Marianne is hired to paint the marriage portrait of Héloïse. A man has already failed to accomplish this task, Héloïse refusing to sit, refusing to show her face. She doesn’t want to be married, certainly not to a man in Milan who she’s never met. Certainly not to a man.
Héloïse’s mother informs Marianne that she must pretend to be a companion for walks. On these walks she can study Héloïse and that is how she’ll paint the portrait.
Marianne studies and she paints, falling in love as an act of creation. Every glance thrills her as an artist, overwhelms her as a potential lover, and pains her as a spy.
It would be an injustice to reveal any more details, to describe scenes or moments, to explain the exact way that everything feels just a little too short, always fleeting, until we settle. There are films that shouldn’t be spoiled because of plot twists, and there are films that shouldn’t be spoiled because the specificity of the images cannot be articulated apart from cinema.
I will not reduce actors Noémie Merlant and Adèle Haenel to adjectives.

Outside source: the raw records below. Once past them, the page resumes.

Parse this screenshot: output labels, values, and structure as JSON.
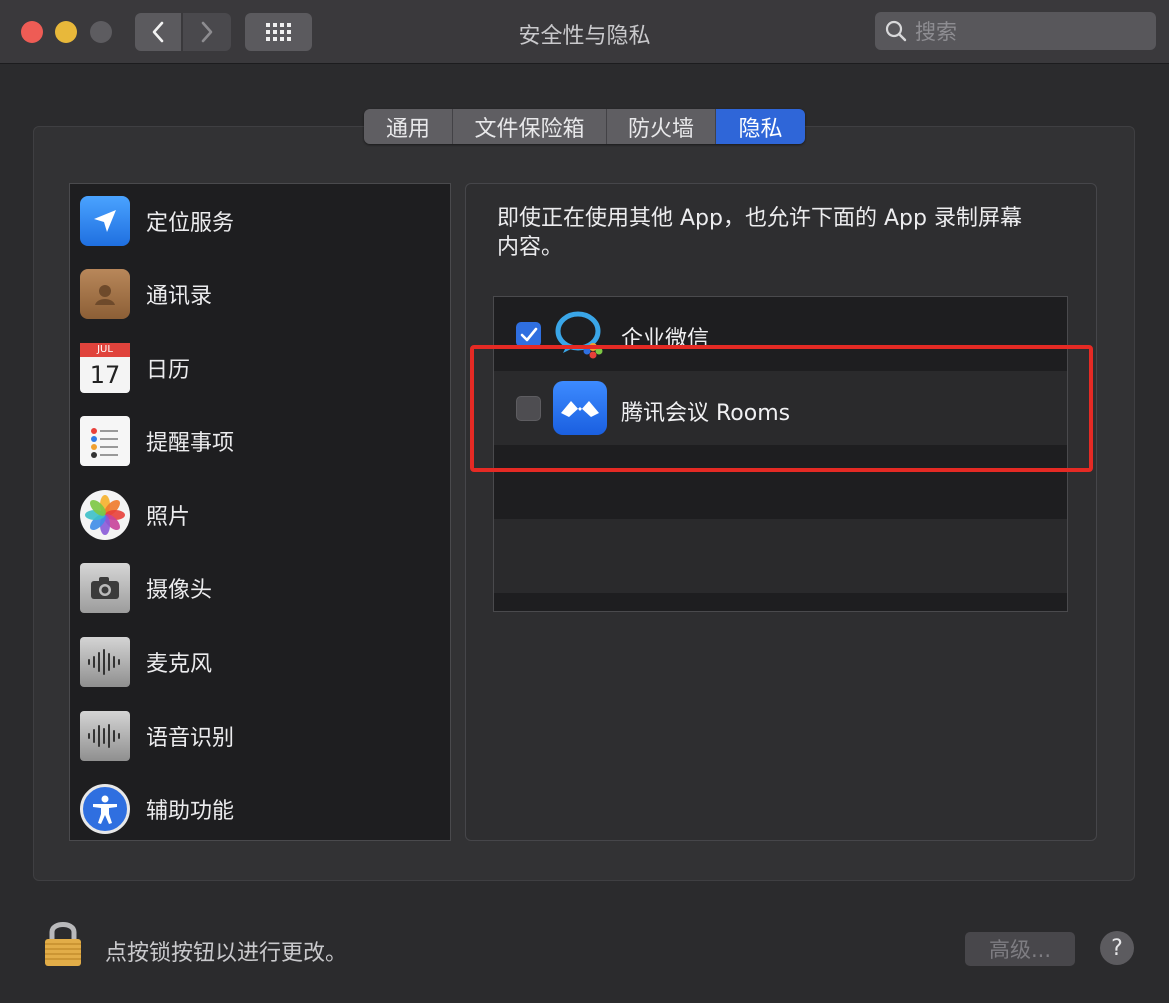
{
  "window": {
    "title": "安全性与隐私"
  },
  "search": {
    "placeholder": "搜索"
  },
  "tabs": [
    {
      "label": "通用",
      "active": false
    },
    {
      "label": "文件保险箱",
      "active": false
    },
    {
      "label": "防火墙",
      "active": false
    },
    {
      "label": "隐私",
      "active": true
    }
  ],
  "sidebar": {
    "items": [
      {
        "label": "定位服务",
        "icon": "location-arrow-icon"
      },
      {
        "label": "通讯录",
        "icon": "contacts-book-icon"
      },
      {
        "label": "日历",
        "icon": "calendar-icon",
        "month": "JUL",
        "day": "17"
      },
      {
        "label": "提醒事项",
        "icon": "reminders-icon"
      },
      {
        "label": "照片",
        "icon": "photos-flower-icon"
      },
      {
        "label": "摄像头",
        "icon": "camera-icon"
      },
      {
        "label": "麦克风",
        "icon": "microphone-waveform-icon"
      },
      {
        "label": "语音识别",
        "icon": "speech-waveform-icon"
      },
      {
        "label": "辅助功能",
        "icon": "accessibility-icon"
      }
    ]
  },
  "panel": {
    "description_line1": "即使正在使用其他 App，也允许下面的 App 录制屏幕",
    "description_line2": "内容。",
    "apps": [
      {
        "name": "企业微信",
        "checked": true,
        "icon": "wecom-icon"
      },
      {
        "name": "腾讯会议 Rooms",
        "checked": false,
        "icon": "tencent-meeting-icon"
      }
    ]
  },
  "footer": {
    "lock_text": "点按锁按钮以进行更改。",
    "advanced_label": "高级...",
    "help_label": "?"
  },
  "colors": {
    "accent": "#2f66d8",
    "highlight": "#e52a24",
    "background": "#2b2b2d"
  }
}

To say they are good or great or brilliant is insufficient. Sciamma’s attempt to capture without controlling allows for their performances to feel accomplished in a way that’s separate from the viewer. They are each other’s only audience.
Like so many men before her, Sciamma has created a tribute to a woman she once loved. (She and Haenel were together in real life for years.) Yet, she interrogates this gaze, always questioning her position as author, always questioning the subjectivity of her subject, or who her subject even is, or if she is even the one with the subject.
There is another element to the story, separate from the art, separate from the romance. There is a young maid who is innocent and knowing, who needs help, and affection. It’s as if Sciamma is insisting that the love between women is vast, sexual and platonic and both, romantic and familial and both. There can be a sisterhood, not for all women, but for those who choose it over the easy comforts of patriarchy. We can support each other, care for each other, love each other. We can sing. We can catch on fire. We can protect one another when the fire starts to consume.
“Do all lovers feel like they’ve invented something?” Héloïse asks Marianne between breaths.
The invention of lesbian cinema is a project as old as cinema itself. But every once in a while there is a work of art so specific, so complex, so new in its oldness and old in its newness, that it moves the craft, our craft, to another level of seeing.
Portrait of a Lady on Fire is one such work of art. Watch it, savor it, live within it. Live within yourself and another. Push beyond it. See, create, exist. Love.
Portrait of a Lady on Fire opens in select cinemas on December 6th.